Gen-AI can also be useful in modeling low-threshold anomalies where signature patterns aren’t available, based on below-normal deviations, but where additional context is applied.

Once the alerts are correlated and the root cause is triaged, these co-pilot offerings can help remediate—making recommendations of security policies that are specific to that alert or incident. This faster remediation significantly reduces the time to response and will only get faster as the AI engine can, over time, more rapidly discern the right policy application.

The recommendations should certainly be vetted by qualified operators before they are applied. Based on the severity of the alert, the response policy application could also be automated.

Generative AI could also help model cause-effect scenarios more rapidly, and with significant iterative evolution to help predict the impact of the response. If the desired outcome is not achieved through this modeling, the policy application or the incident response can be quickly modified. This is particularly useful when varying recommendations are made and the operator has to choose the policy deployment that they deem most pertinent. Paths of least resistance can also be predicted where the change is the most innocuous.

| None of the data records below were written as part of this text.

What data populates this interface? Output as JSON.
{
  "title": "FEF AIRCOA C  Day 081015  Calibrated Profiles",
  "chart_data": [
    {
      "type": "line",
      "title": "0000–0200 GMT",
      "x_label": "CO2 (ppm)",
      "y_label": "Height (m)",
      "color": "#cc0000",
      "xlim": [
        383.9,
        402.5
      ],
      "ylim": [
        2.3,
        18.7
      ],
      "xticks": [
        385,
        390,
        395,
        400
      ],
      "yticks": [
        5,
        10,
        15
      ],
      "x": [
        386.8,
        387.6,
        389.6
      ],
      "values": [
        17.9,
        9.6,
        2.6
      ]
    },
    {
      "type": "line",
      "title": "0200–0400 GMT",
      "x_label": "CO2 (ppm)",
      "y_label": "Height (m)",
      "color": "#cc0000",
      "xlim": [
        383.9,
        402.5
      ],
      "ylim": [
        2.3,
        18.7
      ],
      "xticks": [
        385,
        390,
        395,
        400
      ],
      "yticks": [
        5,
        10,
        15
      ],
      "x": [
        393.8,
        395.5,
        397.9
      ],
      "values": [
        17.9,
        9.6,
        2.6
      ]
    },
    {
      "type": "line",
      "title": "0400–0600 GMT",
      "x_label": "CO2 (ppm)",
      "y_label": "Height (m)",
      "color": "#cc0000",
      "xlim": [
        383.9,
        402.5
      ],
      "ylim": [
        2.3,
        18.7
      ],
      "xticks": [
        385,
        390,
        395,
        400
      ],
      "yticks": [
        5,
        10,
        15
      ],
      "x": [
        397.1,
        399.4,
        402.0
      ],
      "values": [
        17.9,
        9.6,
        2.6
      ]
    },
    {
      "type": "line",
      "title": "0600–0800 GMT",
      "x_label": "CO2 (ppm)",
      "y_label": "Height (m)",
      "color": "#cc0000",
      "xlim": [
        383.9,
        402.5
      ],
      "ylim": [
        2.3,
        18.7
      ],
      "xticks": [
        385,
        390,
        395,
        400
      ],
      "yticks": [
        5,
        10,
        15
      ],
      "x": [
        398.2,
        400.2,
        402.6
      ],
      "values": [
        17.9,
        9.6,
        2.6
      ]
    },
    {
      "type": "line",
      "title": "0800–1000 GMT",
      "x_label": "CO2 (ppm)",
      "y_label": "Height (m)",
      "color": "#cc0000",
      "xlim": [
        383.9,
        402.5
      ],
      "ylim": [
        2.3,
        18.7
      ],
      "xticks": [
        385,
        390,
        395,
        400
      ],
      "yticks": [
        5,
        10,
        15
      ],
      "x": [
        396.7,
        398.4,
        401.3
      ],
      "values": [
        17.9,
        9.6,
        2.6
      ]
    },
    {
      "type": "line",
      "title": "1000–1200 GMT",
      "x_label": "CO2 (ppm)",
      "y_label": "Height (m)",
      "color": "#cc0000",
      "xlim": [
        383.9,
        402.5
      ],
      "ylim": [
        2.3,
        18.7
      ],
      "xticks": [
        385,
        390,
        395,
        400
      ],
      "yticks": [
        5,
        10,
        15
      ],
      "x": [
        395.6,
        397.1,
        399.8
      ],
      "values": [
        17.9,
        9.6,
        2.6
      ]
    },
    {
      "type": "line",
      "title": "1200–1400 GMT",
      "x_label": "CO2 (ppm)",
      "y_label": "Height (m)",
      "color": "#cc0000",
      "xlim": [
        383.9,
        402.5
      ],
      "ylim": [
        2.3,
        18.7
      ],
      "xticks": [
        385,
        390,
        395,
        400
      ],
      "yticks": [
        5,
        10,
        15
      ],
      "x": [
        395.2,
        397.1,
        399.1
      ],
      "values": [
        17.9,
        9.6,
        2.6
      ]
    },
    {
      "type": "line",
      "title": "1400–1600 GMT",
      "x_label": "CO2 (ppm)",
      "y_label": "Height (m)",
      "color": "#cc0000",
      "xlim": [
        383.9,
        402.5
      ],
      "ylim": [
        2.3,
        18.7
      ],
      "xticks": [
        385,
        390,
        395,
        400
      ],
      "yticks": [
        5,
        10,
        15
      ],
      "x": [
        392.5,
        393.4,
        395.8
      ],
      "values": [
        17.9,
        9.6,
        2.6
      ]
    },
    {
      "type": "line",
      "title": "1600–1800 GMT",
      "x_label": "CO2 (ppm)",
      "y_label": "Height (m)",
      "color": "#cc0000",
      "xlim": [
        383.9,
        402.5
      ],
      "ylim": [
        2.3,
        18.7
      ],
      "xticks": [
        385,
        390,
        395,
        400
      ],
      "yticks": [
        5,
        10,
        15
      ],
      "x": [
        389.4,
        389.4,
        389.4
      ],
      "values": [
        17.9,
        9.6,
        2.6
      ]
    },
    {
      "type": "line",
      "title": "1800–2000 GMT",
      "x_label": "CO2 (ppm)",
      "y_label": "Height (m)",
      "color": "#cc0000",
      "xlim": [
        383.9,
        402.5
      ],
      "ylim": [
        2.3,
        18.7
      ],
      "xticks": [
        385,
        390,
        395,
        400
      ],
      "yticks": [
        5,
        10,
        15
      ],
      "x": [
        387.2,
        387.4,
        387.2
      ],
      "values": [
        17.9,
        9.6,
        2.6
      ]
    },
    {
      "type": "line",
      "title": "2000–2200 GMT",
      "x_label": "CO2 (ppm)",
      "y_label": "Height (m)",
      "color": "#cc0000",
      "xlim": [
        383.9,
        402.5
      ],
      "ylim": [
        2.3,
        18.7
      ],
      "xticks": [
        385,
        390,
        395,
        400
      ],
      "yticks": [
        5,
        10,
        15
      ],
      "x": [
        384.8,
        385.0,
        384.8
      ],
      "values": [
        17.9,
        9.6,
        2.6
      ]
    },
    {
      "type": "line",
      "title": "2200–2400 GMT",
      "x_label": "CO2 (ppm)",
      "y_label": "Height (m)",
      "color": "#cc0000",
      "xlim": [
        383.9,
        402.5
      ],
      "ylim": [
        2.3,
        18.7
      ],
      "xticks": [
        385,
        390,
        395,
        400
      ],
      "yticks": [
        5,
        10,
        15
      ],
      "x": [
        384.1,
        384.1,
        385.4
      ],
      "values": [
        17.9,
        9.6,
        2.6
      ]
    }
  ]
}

The power of Gen AI tools gets unlocked not just when there’s a large swath of data, but also when there’s minimal data, and AI can step in to detect patterns and bring sophisticated correlations that may not be easily apparent. This can be useful in the case of Day-0 attacks as well, when pattern matching, or large-scale data, may not be readily available.

These examples are just scratching the tip of the surface. I’m quite excited about the potential that Gen AI holds. For those in positions of leadership and influence, it’s important to strike a balance between leveraging these powerful constructs while not sidelining ethics. Whether the tool will become more powerful than the craftsman will be something that only time will tell. Regardless, we can say with confidence that the next decade will belong to Gen AI.